Energy providers have deployed thermal-imaging drones and offered staff bonuses for uncovering underground operations as illegal mining becomes increasingly sophisticated, with mobile units housed in trucks and vans.
The enforcement challenges extend beyond power theft to operational disruptions.
In Kiritsy village near Moscow, Rospotrebnadzor ordered the mining firm Integral to suspend operations for 30 days after residents complained that noise levels from gas piston turbine generators exceeded 50 decibels.
Residents reported headaches, hearing loss, and general health deterioration, with plans to install 20 additional turbines threatening to worsen conditions near a children’s tuberculosis healthcare center.
Economic Significance Drives Regulatory Focus
The enforcement push comes as Russia’s crypto mining industry gains economic significance.
Senior Kremlin official Maxim Oreshkin has argued that mining should be classified as an export activity, with industry estimates suggesting Russia produces tens of thousands of Bitcoins annually, generating approximately 1 billion rubles in daily revenue.

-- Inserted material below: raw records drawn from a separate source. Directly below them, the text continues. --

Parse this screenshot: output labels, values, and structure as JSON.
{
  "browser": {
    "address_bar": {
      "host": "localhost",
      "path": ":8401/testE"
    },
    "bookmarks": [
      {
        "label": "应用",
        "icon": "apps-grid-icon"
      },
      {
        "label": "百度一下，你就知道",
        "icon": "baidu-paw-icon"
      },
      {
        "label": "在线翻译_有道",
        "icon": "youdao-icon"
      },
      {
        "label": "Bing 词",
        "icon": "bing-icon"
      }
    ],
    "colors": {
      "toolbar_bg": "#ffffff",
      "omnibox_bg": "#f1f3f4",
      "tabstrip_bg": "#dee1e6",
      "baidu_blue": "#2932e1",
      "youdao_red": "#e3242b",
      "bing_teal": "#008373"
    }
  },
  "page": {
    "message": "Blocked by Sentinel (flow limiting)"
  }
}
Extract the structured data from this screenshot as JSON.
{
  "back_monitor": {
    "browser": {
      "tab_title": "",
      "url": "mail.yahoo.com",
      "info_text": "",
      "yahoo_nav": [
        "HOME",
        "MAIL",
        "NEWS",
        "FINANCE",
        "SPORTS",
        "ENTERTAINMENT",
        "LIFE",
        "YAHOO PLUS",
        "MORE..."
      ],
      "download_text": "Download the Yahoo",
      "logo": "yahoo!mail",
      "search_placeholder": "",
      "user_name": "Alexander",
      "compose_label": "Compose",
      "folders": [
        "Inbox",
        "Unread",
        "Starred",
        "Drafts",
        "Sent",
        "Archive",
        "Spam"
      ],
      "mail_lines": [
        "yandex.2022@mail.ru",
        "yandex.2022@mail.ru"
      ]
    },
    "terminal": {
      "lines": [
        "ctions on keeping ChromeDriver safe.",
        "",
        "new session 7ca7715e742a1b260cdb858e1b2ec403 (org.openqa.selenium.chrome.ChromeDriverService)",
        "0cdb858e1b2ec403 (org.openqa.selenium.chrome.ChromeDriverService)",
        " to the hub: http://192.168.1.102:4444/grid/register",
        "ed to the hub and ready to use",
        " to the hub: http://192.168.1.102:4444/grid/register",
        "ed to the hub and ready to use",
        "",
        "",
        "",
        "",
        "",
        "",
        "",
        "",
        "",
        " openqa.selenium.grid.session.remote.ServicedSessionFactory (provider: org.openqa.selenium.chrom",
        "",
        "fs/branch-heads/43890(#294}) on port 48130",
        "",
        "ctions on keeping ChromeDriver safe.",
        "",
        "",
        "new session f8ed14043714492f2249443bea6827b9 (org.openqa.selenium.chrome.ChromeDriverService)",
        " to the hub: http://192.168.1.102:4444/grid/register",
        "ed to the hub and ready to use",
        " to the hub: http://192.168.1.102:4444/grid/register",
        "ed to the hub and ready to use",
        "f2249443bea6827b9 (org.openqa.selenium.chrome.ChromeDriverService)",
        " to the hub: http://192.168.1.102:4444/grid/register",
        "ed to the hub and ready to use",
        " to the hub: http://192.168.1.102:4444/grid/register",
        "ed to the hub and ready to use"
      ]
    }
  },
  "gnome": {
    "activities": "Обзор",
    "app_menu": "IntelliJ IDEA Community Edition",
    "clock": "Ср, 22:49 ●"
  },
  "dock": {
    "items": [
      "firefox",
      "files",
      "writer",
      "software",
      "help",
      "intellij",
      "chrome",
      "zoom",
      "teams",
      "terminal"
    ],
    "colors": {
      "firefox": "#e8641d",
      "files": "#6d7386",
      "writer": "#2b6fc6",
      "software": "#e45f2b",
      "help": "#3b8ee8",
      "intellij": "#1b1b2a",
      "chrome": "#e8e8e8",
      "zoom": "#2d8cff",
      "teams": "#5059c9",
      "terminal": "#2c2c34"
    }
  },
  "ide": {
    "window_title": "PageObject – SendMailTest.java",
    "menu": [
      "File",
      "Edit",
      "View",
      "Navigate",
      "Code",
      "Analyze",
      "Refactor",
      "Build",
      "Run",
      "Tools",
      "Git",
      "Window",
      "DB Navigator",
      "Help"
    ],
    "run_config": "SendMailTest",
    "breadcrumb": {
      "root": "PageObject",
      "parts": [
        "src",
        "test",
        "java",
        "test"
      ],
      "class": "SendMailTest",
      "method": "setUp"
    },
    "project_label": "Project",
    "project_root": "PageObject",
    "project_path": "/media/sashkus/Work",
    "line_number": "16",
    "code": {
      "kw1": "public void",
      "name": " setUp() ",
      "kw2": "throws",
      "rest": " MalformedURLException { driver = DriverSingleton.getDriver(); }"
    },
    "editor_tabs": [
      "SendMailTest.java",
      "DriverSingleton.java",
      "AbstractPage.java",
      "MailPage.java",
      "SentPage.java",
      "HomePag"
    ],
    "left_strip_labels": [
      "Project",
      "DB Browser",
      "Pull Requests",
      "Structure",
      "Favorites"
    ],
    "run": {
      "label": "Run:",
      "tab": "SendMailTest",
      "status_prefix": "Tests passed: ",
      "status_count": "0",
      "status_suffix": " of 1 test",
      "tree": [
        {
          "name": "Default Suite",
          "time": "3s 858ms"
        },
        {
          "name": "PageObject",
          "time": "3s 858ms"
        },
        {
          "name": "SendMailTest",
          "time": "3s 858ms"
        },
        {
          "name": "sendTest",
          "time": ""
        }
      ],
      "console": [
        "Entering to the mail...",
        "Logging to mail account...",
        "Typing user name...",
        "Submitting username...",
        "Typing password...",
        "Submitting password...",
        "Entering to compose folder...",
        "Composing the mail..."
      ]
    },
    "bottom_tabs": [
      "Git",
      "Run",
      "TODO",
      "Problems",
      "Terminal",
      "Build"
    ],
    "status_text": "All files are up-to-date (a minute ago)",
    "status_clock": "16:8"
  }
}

The Industrial Mining Association reports Russia ranks second globally for mining, accounting for over 16% of the world’s hashrate during the summer months.
Central Bank Governor Elvira Nabiullina also acknowledged mining contributes to the ruble’s strength, though quantifying its impact remains difficult as much of the sector operates in gray areas beyond regulatory oversight.
The proposed criminal penalties represent Moscow’s attempt to capture tax revenues, prevent grid damage, and maintain the industry’s contribution to foreign exchange markets and the national economy.